With respect to the "smart troubled person, dumb therapist" thing, I think you have some very fundamental misgivings about human aims and therapy. It's by no means trivial to explain in a tangent of a LW comment, but "if the person knew how to feel better in the future, they would just do that" is simply untrue. We do "optimize for feelings" in a sense, but not that one. People choose their unhappiness and their suffering because the alternative is subjectively worse (as a trivial example, would you take a pill that made you blisfully happy for the rest of your life if it came at the cost of happily watching your loved ones get tortured to death?). In the course of doing "therapy like stuff", sometimes you have to make this explicit so that they can reconsider their choice. I had one client, for example, who I led to the realization that his suffering was a result of his unthinking-refusal to give up hope on a (seemingly) impossible goal. Once he could see that this was his choice, he did in fact choose to suffer less and give up on that goal. However, that was because the goal was actually impossible to achieve, and there's no way in hell he'd have given up and chosen happiness if it were at all possible for him to succeed in his hopes. 

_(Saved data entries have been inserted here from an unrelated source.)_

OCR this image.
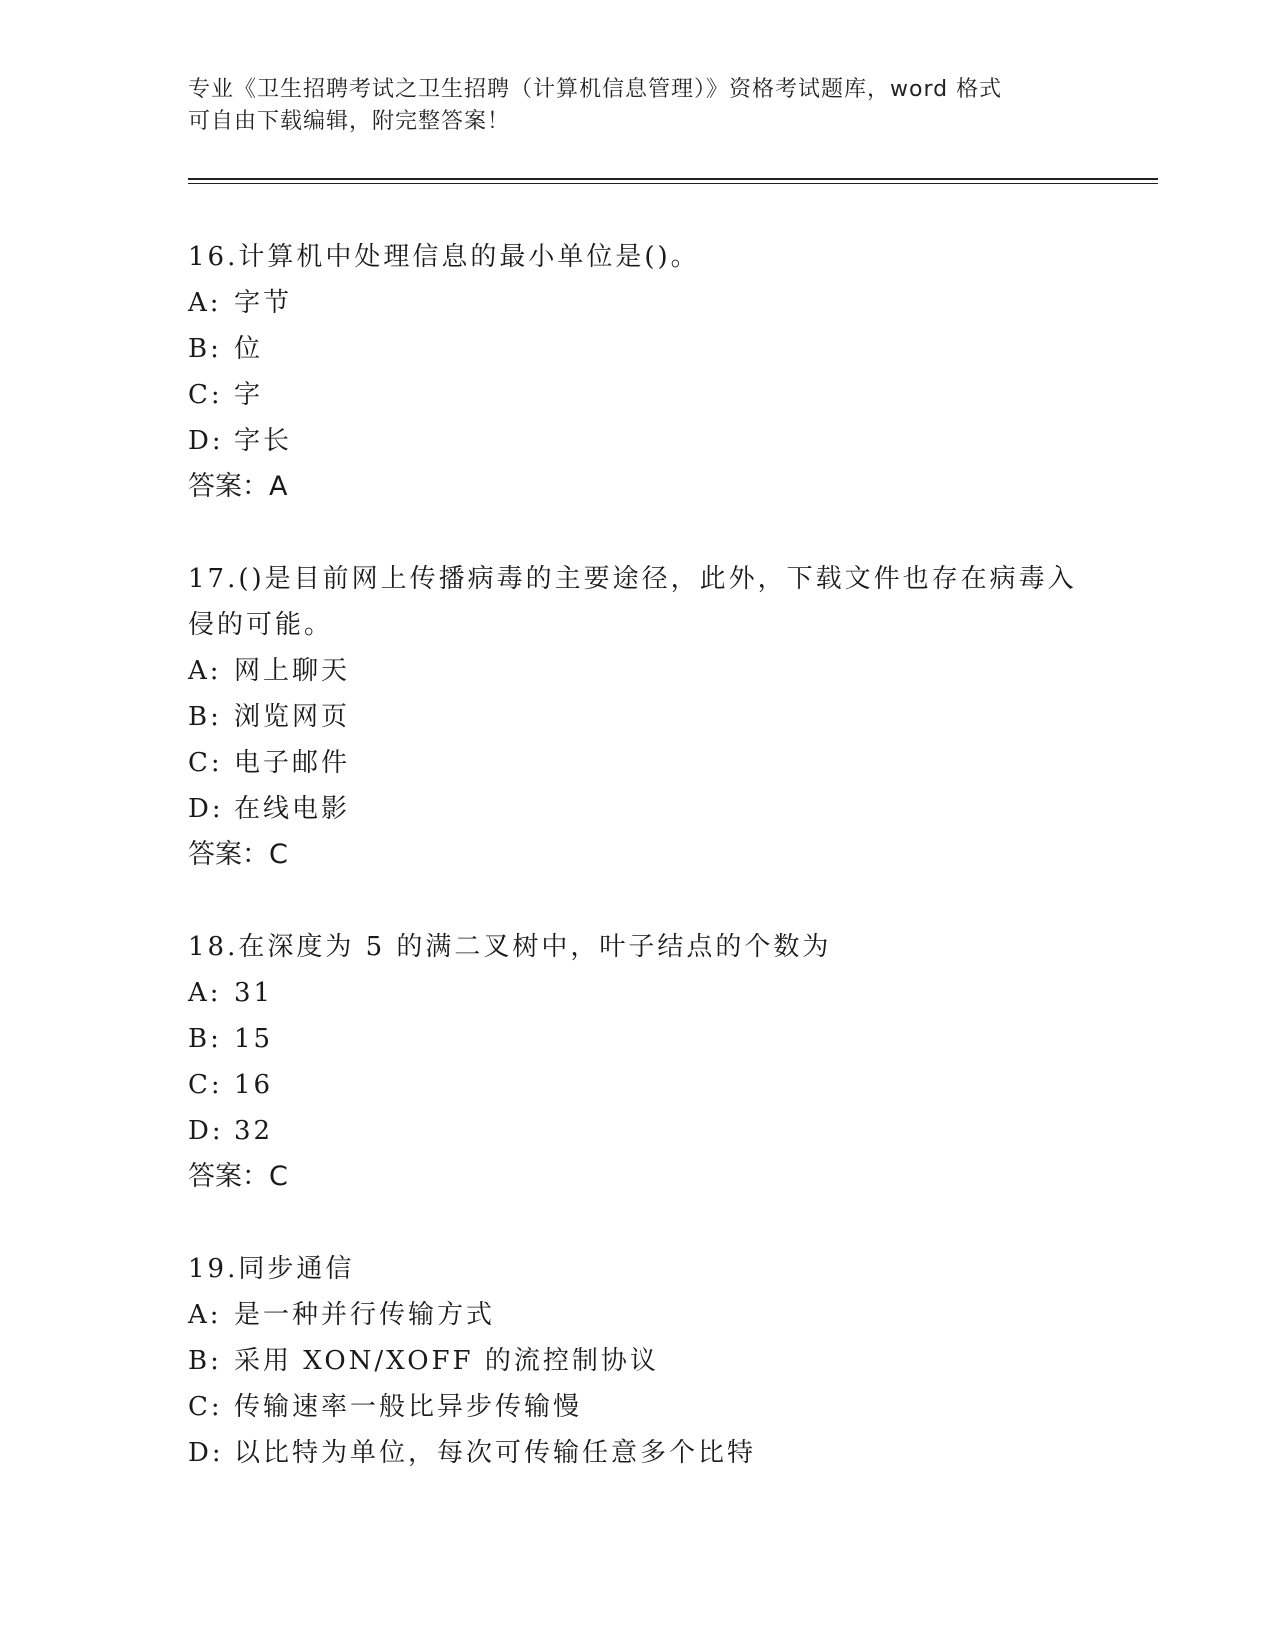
专业《卫生招聘考试之卫生招聘（计算机信息管理）》资格考试题库，word 格式
可自由下载编辑，附完整答案！
16.计算机中处理信息的最小单位是()。
A: 字节
B: 位
C: 字
D: 字长
答案：A
17.()是目前网上传播病毒的主要途径，此外，下载文件也存在病毒入
侵的可能。
A: 网上聊天
B: 浏览网页
C: 电子邮件
D: 在线电影
答案：C
18.在深度为 5 的满二叉树中，叶子结点的个数为
A: 31
B: 15
C: 16
D: 32
答案：C
19.同步通信
A: 是一种并行传输方式
B: 采用 XON/XOFF 的流控制协议
C: 传输速率一般比异步传输慢
D: 以比特为单位，每次可传输任意多个比特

It's possible for "dumb therapists" to play a useful role, but either those "dumb" therapists are still wiser than the hyperintelligent fool, or else it's the smart one leading the whole show.

Sure, humans are effectively ruthless in wiping out individual ant colonies. We've even wiped out more than a few entire species of ant. But our ruthfulness about our ultimate goals — well, I guess it's not exactly ruthfulness that I'm talking about...

...The fact that it's not in our nature to simply define an easy-to-evaluate utility function and then optimize, means that it's not mere coincidence that we don't want anything radical enough to imply the elimination of all ant-kind. In fact, I'm pretty sure that for a large majority of people, there's no utopian ideal you could pitch and they'd buy into, that's so radical enough that getting there would imply or even suggest actions that would kill all ants. Not because humanity wouldn't be capable of doing that, just that we're not capable of wanting that, and that fact may be related to our (residual) ruthfulness and to our intelligence itself.  And metaphorically, from a superintelligence's perspective, I think that humanity-as-a-whole is probably closer to being Formicidae than it is to being one species of ant.

...

This post, and its line of argument, is not about saying "AI alignment doesn't matter". Of fucking course it does. What I'm saying is: "it may not be the case that any tiny misalignment of a superintelligence is fatal/permanent". Because yes, a superintelligence can and probably will change the world to suit its goals, but it won't ruthlessly change the whole world to perfectly suit its goals, because those goals will not, themselves, be perfectly coherent. And in that gap, I believe there will probably still be room for some amount of humanity or posthumanity-that's-still-commensurate-with-extrapolated-human-values having some amount of say in their own fates.

The response I'm looking for is not at all "well, that's all OK then, we can stop worrying about alignment". Because there's a huge difference between future (post)humans living meagerly under sufferance in some tiny remnant of the world that a superintelligence doesn't happen to care about coherently enough to change, or them thriving as an integral part of the future that it does care about and is building, or some other possibility better or worse than those. But what I am arguing is that I think the "win big or lose big are the only options" attitude I see as common in alignment circles (I know that Eleizer isn't really cutting edge anymore, but, look at his recent April Fools' "joke" for an example) may be misguided. Not every superintelligence that isn't perfectly friendly is terrifyingly unfriendly, and I think that admitting other possibilities (without being complacent about them) might help useful progress in pursuing alignment.

...

As for your points about therapy: yes, of course, my off-the-cuff one-paragraph just-so-story was oversimplified. And yes, you seem to know a lot more about this than I do. But I'm not sure the metaphor is strong enough to make all that complexity matter here.